Held: Because the state-court decision did not result in an “unreasonable application of … clearly established Federal law,” §2254(d)(1), the Ninth Circuit erred in granting habeas relief to Sarausad. Pp. 10–17.

    (a) When a state court’s application of governing federal law is challenged, the decision “ ‘must be shown to be not only erroneous, but objectively unreasonable.’ ” Middleton v. McNeil, 541 U. S. 433 (per curiam). A defendant challenging the constitutionality of a jury instruction that quotes a state statute must show both that the instruction was ambiguous and that there was “ ‘a reasonable likelihood’ ” that the jury applied the instruction in a way that relieved the State of its burden of proving every element of the crime beyond a reasonable doubt. Estelle v. McGuire, 502 U. S. 62 . The instruction “must be considered in the context of the instructions as a whole and the trial record,” ibid., and the pertinent question is whether the “instruction by itself so infected the entire trial that the resulting conviction violates due process,’ ” ibid. Pp. 10–11.

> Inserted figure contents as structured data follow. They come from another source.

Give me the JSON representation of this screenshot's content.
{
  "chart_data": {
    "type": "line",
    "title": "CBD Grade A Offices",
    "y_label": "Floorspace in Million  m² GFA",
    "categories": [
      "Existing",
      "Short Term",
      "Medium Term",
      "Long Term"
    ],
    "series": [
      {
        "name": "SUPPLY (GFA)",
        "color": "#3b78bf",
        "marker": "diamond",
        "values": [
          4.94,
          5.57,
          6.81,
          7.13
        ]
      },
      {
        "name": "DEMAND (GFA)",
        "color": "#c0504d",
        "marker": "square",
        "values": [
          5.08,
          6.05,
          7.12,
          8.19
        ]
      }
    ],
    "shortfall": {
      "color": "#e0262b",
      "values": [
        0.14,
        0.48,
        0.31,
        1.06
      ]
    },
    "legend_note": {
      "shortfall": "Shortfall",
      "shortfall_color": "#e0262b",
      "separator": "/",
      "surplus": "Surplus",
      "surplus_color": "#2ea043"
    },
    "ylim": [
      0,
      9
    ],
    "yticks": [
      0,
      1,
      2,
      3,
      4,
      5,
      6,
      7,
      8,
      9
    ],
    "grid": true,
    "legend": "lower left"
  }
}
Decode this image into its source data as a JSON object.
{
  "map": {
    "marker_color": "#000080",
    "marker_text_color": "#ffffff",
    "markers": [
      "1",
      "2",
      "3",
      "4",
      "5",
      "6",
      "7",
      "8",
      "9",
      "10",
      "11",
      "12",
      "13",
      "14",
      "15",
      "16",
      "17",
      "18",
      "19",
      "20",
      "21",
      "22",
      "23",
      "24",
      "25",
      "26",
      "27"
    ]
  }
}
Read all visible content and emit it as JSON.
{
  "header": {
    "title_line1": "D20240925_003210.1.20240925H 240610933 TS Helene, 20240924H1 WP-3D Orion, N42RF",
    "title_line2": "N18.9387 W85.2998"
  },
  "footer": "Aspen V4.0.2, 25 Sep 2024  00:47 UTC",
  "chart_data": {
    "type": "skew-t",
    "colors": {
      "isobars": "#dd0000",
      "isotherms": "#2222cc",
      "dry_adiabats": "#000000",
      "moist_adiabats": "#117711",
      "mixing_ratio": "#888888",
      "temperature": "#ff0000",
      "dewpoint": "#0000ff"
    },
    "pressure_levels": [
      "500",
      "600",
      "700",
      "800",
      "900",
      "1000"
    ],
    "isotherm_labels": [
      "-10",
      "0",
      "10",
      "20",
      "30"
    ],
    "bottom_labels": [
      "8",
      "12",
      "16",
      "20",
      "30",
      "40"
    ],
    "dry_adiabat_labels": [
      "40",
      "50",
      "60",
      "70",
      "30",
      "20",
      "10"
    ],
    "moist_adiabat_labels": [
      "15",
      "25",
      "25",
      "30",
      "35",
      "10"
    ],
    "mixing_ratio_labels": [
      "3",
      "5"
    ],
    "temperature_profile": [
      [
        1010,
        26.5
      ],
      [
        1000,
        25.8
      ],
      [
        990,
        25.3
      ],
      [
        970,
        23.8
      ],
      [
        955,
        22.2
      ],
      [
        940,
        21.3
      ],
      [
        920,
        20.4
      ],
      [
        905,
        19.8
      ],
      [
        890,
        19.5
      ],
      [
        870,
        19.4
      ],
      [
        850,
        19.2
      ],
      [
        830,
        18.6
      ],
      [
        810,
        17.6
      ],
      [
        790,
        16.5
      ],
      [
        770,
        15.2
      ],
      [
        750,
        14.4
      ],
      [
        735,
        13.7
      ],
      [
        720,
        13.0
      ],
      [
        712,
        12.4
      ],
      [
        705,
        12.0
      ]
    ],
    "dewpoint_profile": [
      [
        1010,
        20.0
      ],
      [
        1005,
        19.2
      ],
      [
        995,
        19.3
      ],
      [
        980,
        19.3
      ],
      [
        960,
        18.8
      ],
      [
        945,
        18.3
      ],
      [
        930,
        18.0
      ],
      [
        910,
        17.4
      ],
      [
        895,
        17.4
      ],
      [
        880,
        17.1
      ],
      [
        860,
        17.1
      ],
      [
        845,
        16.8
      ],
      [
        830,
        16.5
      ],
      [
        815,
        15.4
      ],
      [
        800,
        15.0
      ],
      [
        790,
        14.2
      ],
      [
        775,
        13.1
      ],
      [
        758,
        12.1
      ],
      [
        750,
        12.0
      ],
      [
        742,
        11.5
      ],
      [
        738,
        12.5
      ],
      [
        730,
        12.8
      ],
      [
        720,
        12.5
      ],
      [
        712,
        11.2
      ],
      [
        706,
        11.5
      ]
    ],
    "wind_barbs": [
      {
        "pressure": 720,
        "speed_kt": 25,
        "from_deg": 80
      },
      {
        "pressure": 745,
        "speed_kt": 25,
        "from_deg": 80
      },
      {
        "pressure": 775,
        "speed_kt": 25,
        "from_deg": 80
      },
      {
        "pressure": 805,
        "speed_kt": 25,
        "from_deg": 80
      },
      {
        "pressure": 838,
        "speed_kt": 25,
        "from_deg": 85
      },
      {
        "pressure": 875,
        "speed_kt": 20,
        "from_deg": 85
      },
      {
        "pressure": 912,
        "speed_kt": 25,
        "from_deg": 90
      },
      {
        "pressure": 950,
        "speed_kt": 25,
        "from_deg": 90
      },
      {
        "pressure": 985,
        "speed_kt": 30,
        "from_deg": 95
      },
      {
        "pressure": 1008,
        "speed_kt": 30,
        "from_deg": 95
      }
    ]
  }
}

    (b) Because the Washington courts’ conclusion that the jury instruction was unambiguous was not objectively unreasonable, the Ninth Circuit should have ended its §2254(d)(1) inquiry there. The instruction parroted the state statute’s language, requiring the jury to find Sarausad guilty as an accomplice “in the commission of the [murder]” if he acted “with knowledge that [his conduct would] promote or facilitate the commission of the [murder],” Wash. Rev. Code §§9A.08.020(2)(c), (3)(a). The instruction cannot be assigned any meaning different from the one given to it by the Washington courts. Pp. 11–12.

    (c) Even if the instruction were ambiguous, the Ninth Circuit still erred in finding it so ambiguous as to cause a federal constitutional violation requiring reversal under AEDPA. The Washington courts reasonably applied this Court’s precedent when they found no “reasonable likelihood” that the prosecutor’s closing argument caused the jury to apply the instruction in a way that relieved the State of its burden to prove every element of the crime beyond a reasonable doubt. The prosecutor consistently argued that Sarausad was guilty as an accomplice because he acted with knowledge that he was facilitating a driveby shooting. She never argued that the admission by Sarausad and Reyes that they anticipated a fight was a concession of accomplice liability for murder. Sarausad’s attorney also homed in on the key question, stressing a lack of evidence showing that Sarausad knew that his assistance would promote or facilitate a premeditated murder. Every state and federal appellate court that reviewed the verdict found the evidence supporting Sarausad’s knowledge of a shooting legally sufficient to convict him under Washington law. Given the strength of that evidence, and the jury’s failure to convict Reyes—who had also been charged as an accomplice to murder and admitted knowledge of a possible fight—it was not objectively unreasonable for the Washington courts to conclude that the jury convicted Sarausad because it believed that he, unlike Reyes, had knowledge of more than just a fistfight. The Ninth Circuit’s contrary reasoning is unconvincing. Pp. 13–17.

479 F. 3d 671, reversed and remanded.

    Thomas, J., delivered the opinion of the Court, in which Roberts, C. J., and Scalia, Kennedy, Breyer, and Alito, JJ., joined. Souter, J., filed a dissenting opinion, in which Stevens and Ginsburg, JJ., joined.